Monin, L., Griffiths, K. L., Lam, W. Y., Gopal, R., Kang, D. D., Ahmed, M., et al. (2015). Helminth-induced arginase-1 exacerbates lung inflammation and disease severity in tuberculosis. Journal of Clinical Investigation, 125, 4699-4713. doi:10.1172/JCI77378.


Cite as: http://hdl.handle.net/21.11116/0000-0006-B615-5
Abstract
Parasitic helminth worms, such as Schistosoma mansoni, are endemic in regions with a high prevalence of tuberculosis (TB) among the population.
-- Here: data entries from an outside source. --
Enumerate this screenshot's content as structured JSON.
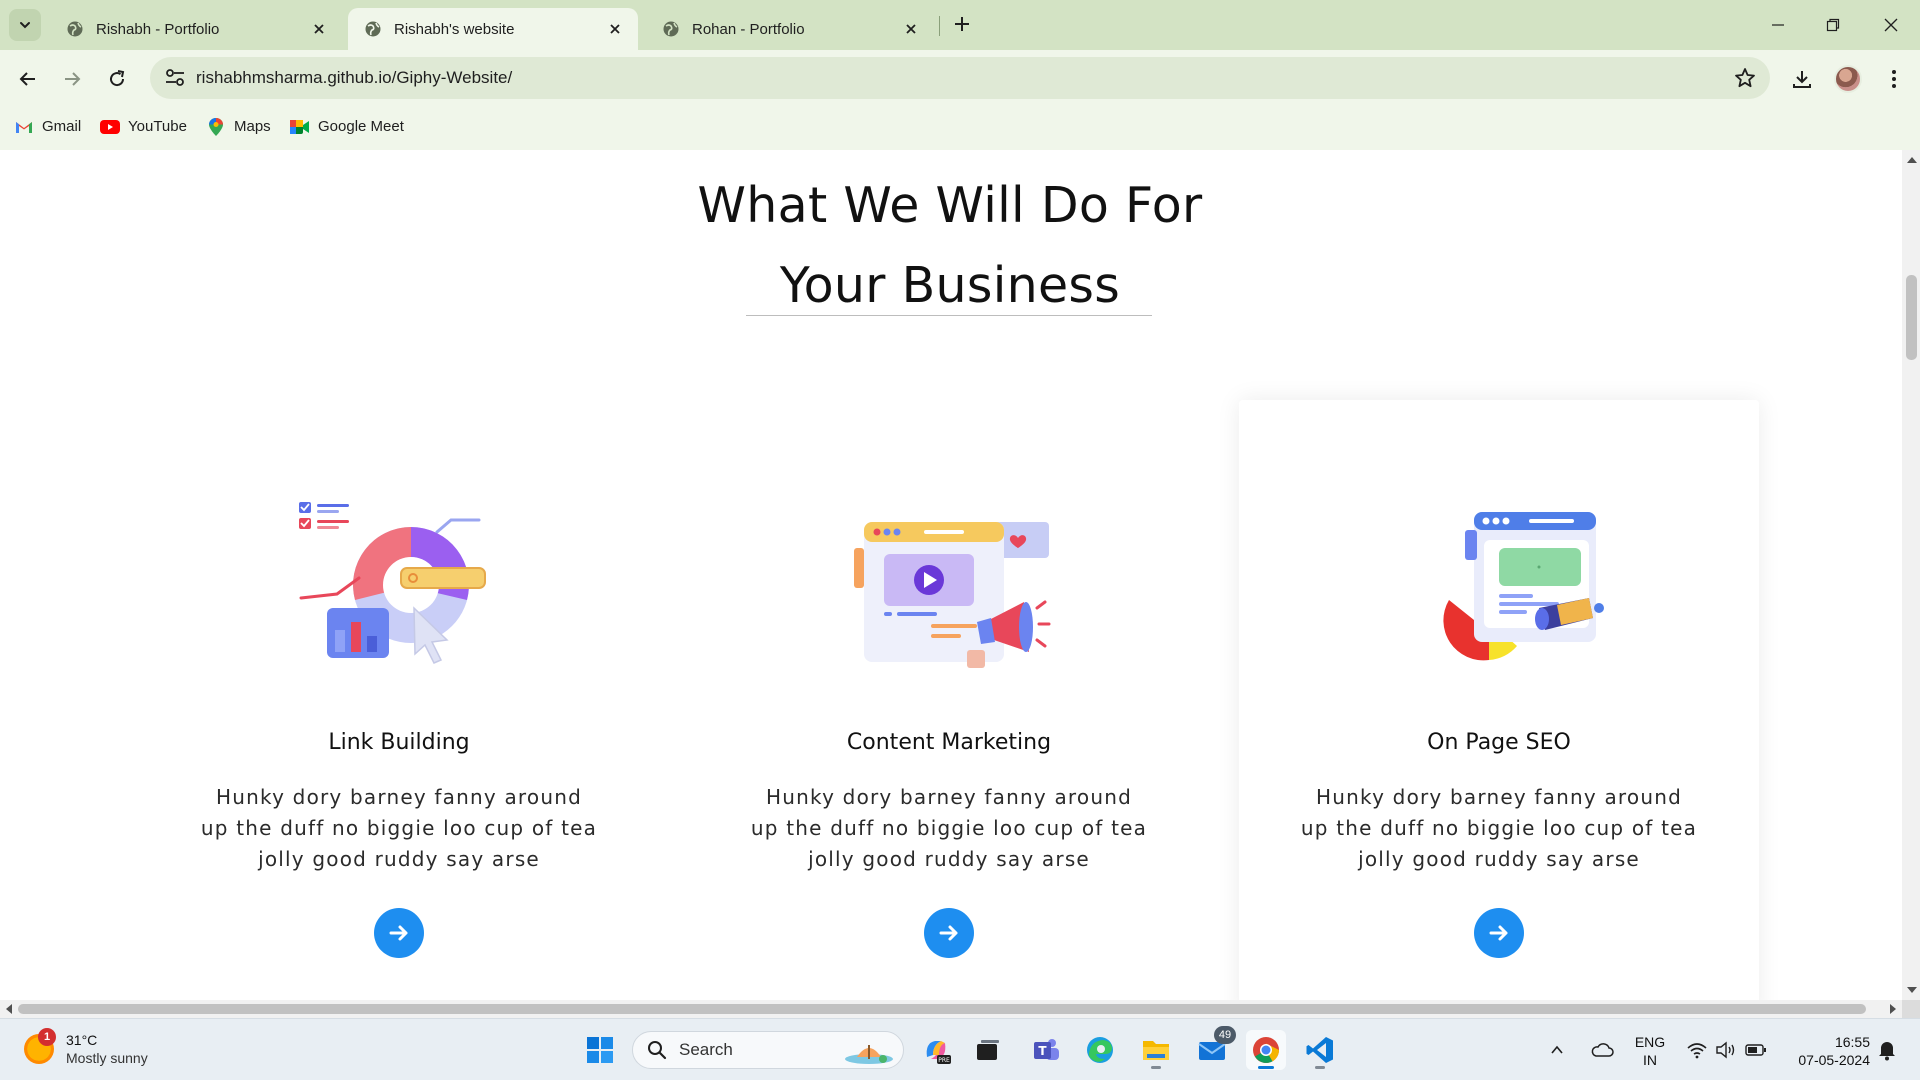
{
  "browser": {
    "tabs": [
      {
        "title": "Rishabh - Portfolio",
        "active": false
      },
      {
        "title": "Rishabh's website",
        "active": true
      },
      {
        "title": "Rohan - Portfolio",
        "active": false
      }
    ],
    "url": "rishabhmsharma.github.io/Giphy-Website/",
    "bookmarks": [
      {
        "label": "Gmail",
        "icon": "gmail-icon"
      },
      {
        "label": "YouTube",
        "icon": "youtube-icon"
      },
      {
        "label": "Maps",
        "icon": "maps-icon"
      },
      {
        "label": "Google Meet",
        "icon": "google-meet-icon"
      }
    ]
  },
  "page": {
    "heading_line1": "What We Will Do For",
    "heading_line2": "Your Business",
    "accent_color": "#1e8ef0",
    "services": [
      {
        "title": "Link Building",
        "text": "Hunky dory barney fanny around up the duff no biggie loo cup of tea jolly good ruddy say arse",
        "illustration": "donut-chart-analytics-illustration"
      },
      {
        "title": "Content Marketing",
        "text": "Hunky dory barney fanny around up the duff no biggie loo cup of tea jolly good ruddy say arse",
        "illustration": "video-megaphone-illustration"
      },
      {
        "title": "On Page SEO",
        "text": "Hunky dory barney fanny around up the duff no biggie loo cup of tea jolly good ruddy say arse",
        "illustration": "browser-telescope-illustration"
      }
    ]
  },
  "taskbar": {
    "weather_badge": "1",
    "temperature": "31°C",
    "condition": "Mostly sunny",
    "search_label": "Search",
    "mail_badge": "49",
    "language": "ENG",
    "region": "IN",
    "time": "16:55",
    "date": "07-05-2024"
  }
}
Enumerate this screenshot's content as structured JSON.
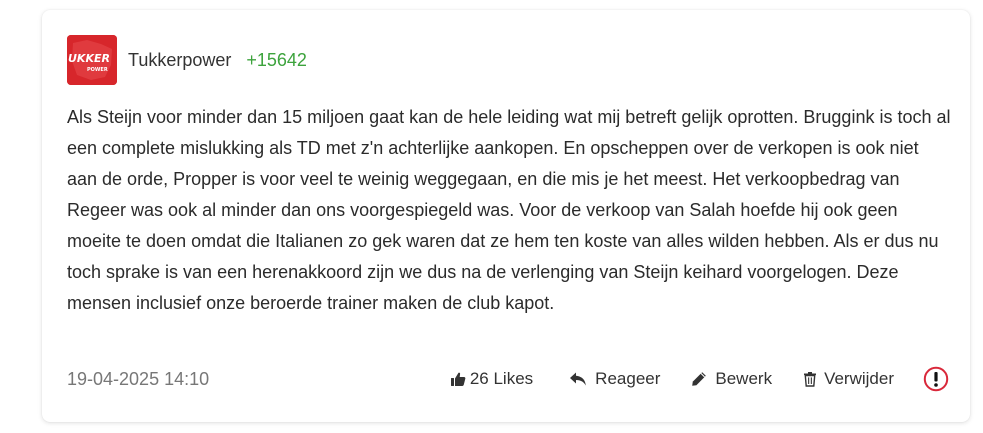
{
  "post": {
    "author": "Tukkerpower",
    "karma": "+15642",
    "avatar_text": "UKKER",
    "avatar_subtext": "POWER",
    "body": "Als Steijn voor minder dan 15 miljoen gaat kan de hele leiding wat mij betreft gelijk oprotten. Bruggink is toch al een complete mislukking als TD met z'n achterlijke aankopen. En opscheppen over de verkopen is ook niet aan de orde, Propper is voor veel te weinig weggegaan, en die mis je het meest. Het verkoopbedrag van Regeer was ook al minder dan ons voorgespiegeld was. Voor de verkoop van Salah hoefde hij ook geen moeite te doen omdat die Italianen zo gek waren dat ze hem ten koste van alles wilden hebben. Als er dus nu toch sprake is van een herenakkoord zijn we dus na de verlenging van Steijn keihard voorgelogen. Deze mensen inclusief onze beroerde trainer maken de club kapot.",
    "timestamp": "19-04-2025 14:10"
  },
  "actions": {
    "likes_label": "26 Likes",
    "reply_label": "Reageer",
    "edit_label": "Bewerk",
    "delete_label": "Verwijder"
  },
  "icons": {
    "likes": "thumbs-up-icon",
    "reply": "reply-arrow-icon",
    "edit": "pencil-icon",
    "delete": "trash-icon",
    "report": "exclamation-circle-icon"
  },
  "colors": {
    "karma": "#3da33d",
    "avatar_bg": "#d7262b",
    "report": "#d9283a",
    "timestamp": "#777777"
  }
}
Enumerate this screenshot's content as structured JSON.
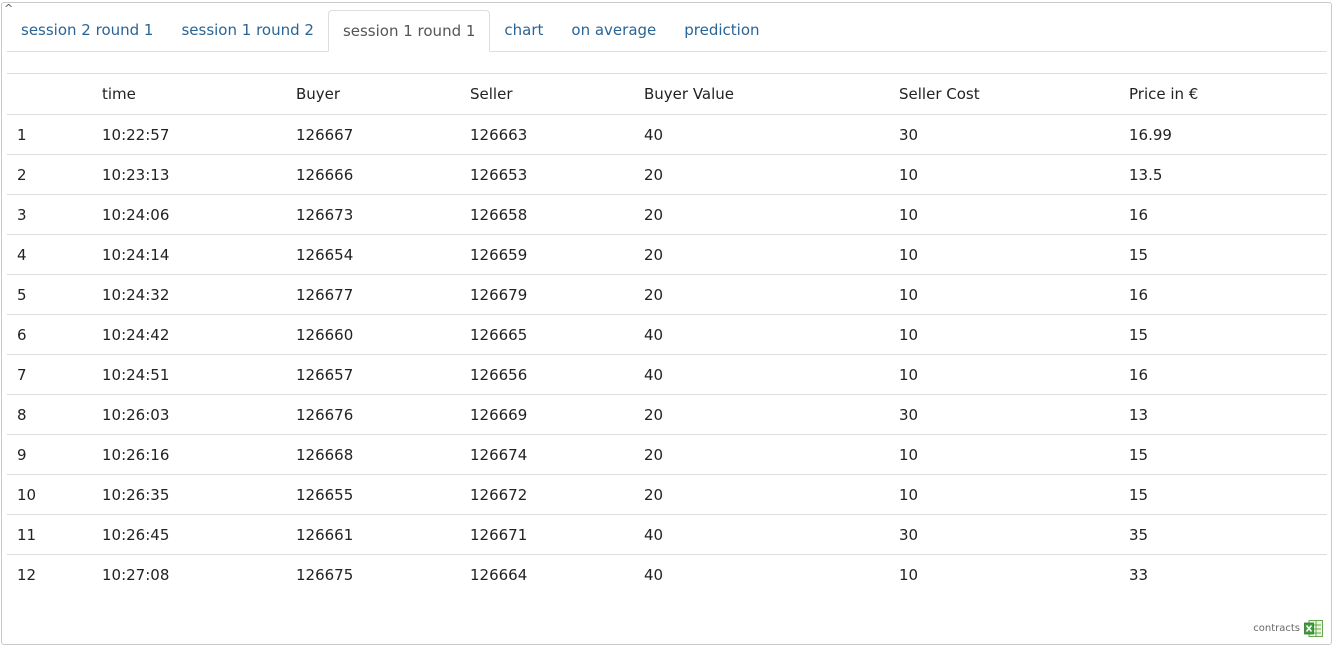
{
  "collapse_glyph": "^",
  "tabs": [
    {
      "label": "session 2 round 1",
      "active": false
    },
    {
      "label": "session 1 round 2",
      "active": false
    },
    {
      "label": "session 1 round 1",
      "active": true
    },
    {
      "label": "chart",
      "active": false
    },
    {
      "label": "on average",
      "active": false
    },
    {
      "label": "prediction",
      "active": false
    }
  ],
  "table": {
    "columns": [
      "",
      "time",
      "Buyer",
      "Seller",
      "Buyer Value",
      "Seller Cost",
      "Price in €"
    ],
    "rows": [
      [
        "1",
        "10:22:57",
        "126667",
        "126663",
        "40",
        "30",
        "16.99"
      ],
      [
        "2",
        "10:23:13",
        "126666",
        "126653",
        "20",
        "10",
        "13.5"
      ],
      [
        "3",
        "10:24:06",
        "126673",
        "126658",
        "20",
        "10",
        "16"
      ],
      [
        "4",
        "10:24:14",
        "126654",
        "126659",
        "20",
        "10",
        "15"
      ],
      [
        "5",
        "10:24:32",
        "126677",
        "126679",
        "20",
        "10",
        "16"
      ],
      [
        "6",
        "10:24:42",
        "126660",
        "126665",
        "40",
        "10",
        "15"
      ],
      [
        "7",
        "10:24:51",
        "126657",
        "126656",
        "40",
        "10",
        "16"
      ],
      [
        "8",
        "10:26:03",
        "126676",
        "126669",
        "20",
        "30",
        "13"
      ],
      [
        "9",
        "10:26:16",
        "126668",
        "126674",
        "20",
        "10",
        "15"
      ],
      [
        "10",
        "10:26:35",
        "126655",
        "126672",
        "20",
        "10",
        "15"
      ],
      [
        "11",
        "10:26:45",
        "126661",
        "126671",
        "40",
        "30",
        "35"
      ],
      [
        "12",
        "10:27:08",
        "126675",
        "126664",
        "40",
        "10",
        "33"
      ]
    ]
  },
  "footer": {
    "label": "contracts",
    "icon": "excel-export-icon"
  },
  "colors": {
    "tab_link": "#2a6496",
    "border": "#dddddd",
    "excel_green": "#3e9b3e"
  }
}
Human studies suggest that helminth coinfections contribute to increased TB susceptibility and increased rates of TB reactivation. Prevailing models suggest that T helper type 2 (Th2) responses induced by helminth infection impair Th1 immune responses and thereby limit Mycobacterium tuberculosis (Mtb) control. Using a pulmonary mouse model of Mtb infection, we demonstrated that S. mansoni coinfection or immunization with S. mansoni egg antigens can reversibly impair Mtb-specific T cell responses without affecting macrophage-mediated Mtb control. Instead, S. mansoni infection resulted in accumulation of high arginase-1–expressing macrophages in the lung, which formed type 2 granulomas and exacerbated inflammation in Mtb-infected mice. Treatment of coinfected animals with an antihelminthic improved Mtb-specific Th1 responses and reduced disease severity. In a genetically diverse mouse population infected with Mtb, enhanced arginase-1 activity was associated with increased lung inflammation. Moreover, in patients with pulmonary TB, lung damage correlated with increased serum activity of arginase-1, which was elevated in TB patients coinfected with helminths. Together, our data indicate that helminth coinfection induces arginase-1–expressing type 2 granulomas, thereby increasing inflammation and TB disease severity. These results also provide insight into the mechanisms by which helminth coinfections drive increased susceptibility, disease progression, and severity in TB.